By Kendra Andrews
Class of 2019
Newswise — SPOKANE, Wash. – As a sophomore and the star point guard of the Camas (Washington) High School Papermakers, it seemed Jake Hansel had a world of opportunities when it came to playing college ball. But then that changed for Hansel, now a Gonzaga University freshman studying mechanical engineering.
The summer before his junior year, Hansel got an electrocardiogram that signaled a heart abnormality — something that runs in the Hansel family. Initially, doctors told Hansel the condition could be something called “athlete’s heart syndrome,” a nonthreatening diagnosis in which the heart is enlarged due to exercise and rests at a lower rate than usual. Hansel was cleared to continue playing basketball at the beginning of his junior season.
However, further tests revealed he had hypertrophic cardiomyopathy, a disease in which the heart muscle becomes abnormally thick, making it harder for the heart to pump blood.
“I got my hopes up when they said it could be athlete’s heart, so when the results came back and it was HCM it was a shock,” Hansel said. “It can lead to bad things like heart attacks on the court. Usually, it’s not as severe but there is no way to really treat it. The risk was too high to keep playing so I had to quit.”
The diagnosis left a sour taste in Hansel’s mouth at first but he looked for a silver lining. He found a way to remain a vital part of the team: he became an assistant coach and turned his diagnosis into an opportunity to educate others about the condition.
For his senior project, Hansel organized multiple events to raise funds to help spread the word about HCM, including designing a set of T-shirts that were sold at Camas basketball games.
So far, he has raised nearly $17,000 for Oregon Health & Science University’s Knight Cardiovascular Institute in Portland.
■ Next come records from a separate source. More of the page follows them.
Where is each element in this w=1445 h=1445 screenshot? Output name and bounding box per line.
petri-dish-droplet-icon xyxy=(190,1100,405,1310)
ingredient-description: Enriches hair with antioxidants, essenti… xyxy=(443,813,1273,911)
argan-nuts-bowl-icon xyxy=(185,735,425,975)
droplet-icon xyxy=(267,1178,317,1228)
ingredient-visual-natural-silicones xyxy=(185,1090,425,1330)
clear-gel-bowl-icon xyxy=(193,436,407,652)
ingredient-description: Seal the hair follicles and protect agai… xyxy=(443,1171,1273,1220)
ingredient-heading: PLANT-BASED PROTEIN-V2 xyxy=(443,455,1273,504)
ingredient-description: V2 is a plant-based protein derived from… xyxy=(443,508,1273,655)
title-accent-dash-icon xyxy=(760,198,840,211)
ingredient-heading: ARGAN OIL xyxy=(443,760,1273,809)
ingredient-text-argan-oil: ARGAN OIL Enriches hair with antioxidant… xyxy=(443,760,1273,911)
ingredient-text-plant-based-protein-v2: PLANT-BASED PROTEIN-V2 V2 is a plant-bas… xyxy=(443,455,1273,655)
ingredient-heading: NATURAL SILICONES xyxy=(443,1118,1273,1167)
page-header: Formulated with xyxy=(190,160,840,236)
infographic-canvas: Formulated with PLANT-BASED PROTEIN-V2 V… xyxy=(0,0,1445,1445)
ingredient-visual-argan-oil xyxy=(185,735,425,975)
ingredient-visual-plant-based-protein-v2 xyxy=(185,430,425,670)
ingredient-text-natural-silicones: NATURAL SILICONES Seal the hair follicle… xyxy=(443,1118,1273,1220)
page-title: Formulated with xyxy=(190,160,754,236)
In addition, he has worked with the David Heller Foundation, named for a student-athlete from Portland who died at age 17 from HCM.
“We set up (the relationship with OHSU) over the summer going into my senior year and then people could donate directly to it,” Hansel said. “Leading up to certain games we would sell T-shirts and wrist bands and auction off items people donated. All the money went toward OHSU and the certain niche I have.”
Hansel’s efforts have earned him the 2017 Berger and Green Heart Disease Scholarship awarded by a Pittsburgh-based disability law firm.
Hansel continues his efforts to bring awareness to HCM as a student in the Gonzaga School of Engineering and Applied Science.
“I have always wanted to do something that applies math and engineering. Gonzaga has a good school for it,” said Hansel, who earned placement on the Gonzaga President’s List last semester. Students must earn a 3.85 to 4.0 grade-point average to make the President’s List.
In a different life, Hansel might have been one of the players on the court with Gonzaga’s highly ranked basketball team in the McCarthey Athletic Center. Hansel has come to terms with that and is able to play hoops in intramurals – at a more moderate pace and shorter durations. He would like to become a team manager for the Zags.
Still, Hansel admits that managing HCM can be a struggle – one for which he’s continuing to adjust.
“There are very little symptoms but I can just tell my heart rate is increasing when I do certain things,” he said, noting he has become more cognizant and careful while exercising. “I’m supposed to do high reps and low intensity, which is fine.”
Hansel acknowledges that competing at the highest levels in basketball is no longer a necessity for him, however he remains interested in the sport and open to possibilities.
“If I am able to manage and go down that path that would be awesome but it is not a necessity,” said Hansel, who is enjoying engineering and beginning to think about his career plans. “I am sure I will coach when I’m older and be a part of it in that way with my kids but it’s not like I have to.”